Fatura virtual no SNS. Para quando?

A instituição da fatura virtual a todos os níveis do SNS ajudaria o utente/doente a valorizar o esforço coletivo no contributo para um modelo de saúde inclusivo, aprendendo a valorizá-lo.

Ficámos a saber que os setores privado e social vão receber por doente covid um valor que varia entre os 2500 e os 8000 euros, de acordo com a gravidade da situação (regime de enfermaria, internamento em unidade de cuidados intensivos e tempo de permanência neste regime). Dirão alguns, uma pipa de massa! Outros, que talvez não seja assim tanto, dado os custos atuais dos atos médicos.
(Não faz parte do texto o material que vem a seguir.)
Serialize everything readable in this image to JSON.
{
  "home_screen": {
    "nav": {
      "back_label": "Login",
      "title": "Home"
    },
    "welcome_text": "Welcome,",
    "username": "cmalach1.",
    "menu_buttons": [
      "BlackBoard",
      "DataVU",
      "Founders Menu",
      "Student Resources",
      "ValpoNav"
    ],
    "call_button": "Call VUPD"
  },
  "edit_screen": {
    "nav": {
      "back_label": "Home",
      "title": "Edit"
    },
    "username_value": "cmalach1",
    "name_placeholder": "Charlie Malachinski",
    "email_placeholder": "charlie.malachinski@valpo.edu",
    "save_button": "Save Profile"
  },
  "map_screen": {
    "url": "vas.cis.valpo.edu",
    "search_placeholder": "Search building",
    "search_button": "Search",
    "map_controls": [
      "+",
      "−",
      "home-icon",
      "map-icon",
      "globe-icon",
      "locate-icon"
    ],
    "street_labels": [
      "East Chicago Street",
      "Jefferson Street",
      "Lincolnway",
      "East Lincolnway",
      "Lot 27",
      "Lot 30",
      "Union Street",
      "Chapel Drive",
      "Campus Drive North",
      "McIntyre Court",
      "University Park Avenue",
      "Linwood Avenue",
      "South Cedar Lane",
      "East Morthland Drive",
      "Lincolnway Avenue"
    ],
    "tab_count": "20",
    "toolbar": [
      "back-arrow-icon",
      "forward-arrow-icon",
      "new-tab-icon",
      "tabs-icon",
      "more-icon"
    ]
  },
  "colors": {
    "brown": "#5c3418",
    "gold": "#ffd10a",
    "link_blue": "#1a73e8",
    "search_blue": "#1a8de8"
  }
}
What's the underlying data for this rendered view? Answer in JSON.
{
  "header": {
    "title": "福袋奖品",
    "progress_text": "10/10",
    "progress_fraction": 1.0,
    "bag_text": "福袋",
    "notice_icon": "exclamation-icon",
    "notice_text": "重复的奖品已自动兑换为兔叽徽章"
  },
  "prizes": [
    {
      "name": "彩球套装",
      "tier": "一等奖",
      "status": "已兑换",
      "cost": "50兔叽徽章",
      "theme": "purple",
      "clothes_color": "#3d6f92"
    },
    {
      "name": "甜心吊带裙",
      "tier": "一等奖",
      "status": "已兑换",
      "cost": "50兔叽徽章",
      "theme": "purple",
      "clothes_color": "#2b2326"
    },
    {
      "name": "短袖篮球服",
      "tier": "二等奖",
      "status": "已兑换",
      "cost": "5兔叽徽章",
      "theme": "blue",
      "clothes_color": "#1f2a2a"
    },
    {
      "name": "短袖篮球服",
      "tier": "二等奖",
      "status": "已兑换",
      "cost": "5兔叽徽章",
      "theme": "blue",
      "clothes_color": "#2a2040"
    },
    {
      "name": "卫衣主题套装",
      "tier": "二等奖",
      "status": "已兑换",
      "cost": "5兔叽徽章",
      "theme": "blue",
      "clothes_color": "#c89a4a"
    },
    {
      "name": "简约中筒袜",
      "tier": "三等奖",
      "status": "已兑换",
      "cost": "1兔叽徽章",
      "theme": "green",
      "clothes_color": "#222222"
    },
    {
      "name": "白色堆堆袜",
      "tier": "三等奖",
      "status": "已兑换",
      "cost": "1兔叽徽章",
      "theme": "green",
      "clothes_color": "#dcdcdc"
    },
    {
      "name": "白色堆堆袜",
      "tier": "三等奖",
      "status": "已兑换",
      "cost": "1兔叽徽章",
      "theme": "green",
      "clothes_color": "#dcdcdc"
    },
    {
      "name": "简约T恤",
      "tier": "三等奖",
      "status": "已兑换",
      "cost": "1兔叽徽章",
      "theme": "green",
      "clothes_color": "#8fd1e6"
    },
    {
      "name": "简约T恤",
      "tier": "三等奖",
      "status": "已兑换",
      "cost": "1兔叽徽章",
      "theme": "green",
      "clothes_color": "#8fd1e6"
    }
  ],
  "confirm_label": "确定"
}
Uma coisa parece certa: se foi este o preço acordado entre o Ministério da Saúde e os privados é porque serve a ambas as partes e, seguramente, não nasceu do nada.

Sabíamos que a medicina tem um custo, o risível está em ter sido necessário ocorrer uma pandemia infeciosa para que a ponta do véu da fatura se levantasse. Isto, apesar de sabermos que o aumento percentual do PIB em Saúde vem sendo, teimosamente, superior ao crescimento do PIB global. Situação que, por razões óbvias, vai agravar-se com a pandemia covid, pondo ainda mais em causa a universalidade e a equidade no acesso a cuidados de saúde.

Não se pense que a falta de literacia em Saúde só se verifica nos leigos, como é caso do doente, ingénuo, que numa consulta do SNS nos diz que determinado clínico lhe fez aquele exame ou lhe prescreveu determinado medicamento, numa consulta a pagar. Como se o que é público fosse de graça e de má qualidade, sendo necessário desembolsar na hora para se ser bem atendido. É lamentável, mas há que reconhecer que a falta de conhecimento sobre a composição dos preços em saúde é transversal à sociedade, profissionais e decisores políticos incluídos.

Os que, como é o caso, defendem o modelo de Serviço Nacional de Saúde que temos, não por razões de “superioridade moral” mas por entenderem que a matriz “beveridgiana” é a que mais se adequa à riqueza do País, dando mais garantias de universalidade e equidade na prestação de cuidados de saúde com qualidade, não devem desconhecer que há custos que são gerados e suportados pela sociedade que não podem ser ignorados. Não basta recusar, por abjeto, o conceito sintetizado na frase “quem quer saúde paga-a”, é sim necessário saber-se como vamos proceder para que tal não venha a suceder no futuro.

Uma das medidas que me parece consensual é a da instituição da fatura virtual a todos os níveis do SNS. Não com o objetivo central de conter custos, mas com um fim pedagógico: para que o utente/doente, sociedade em geral, saibam valorizar o esforço coletivo no contributo para um modelo de saúde inclusivo, aprendendo a valorizá-lo. Pode parecer não ser este o tempo adequado para o fazer; lembro, porém, que a paz se prepara em tempo de guerra.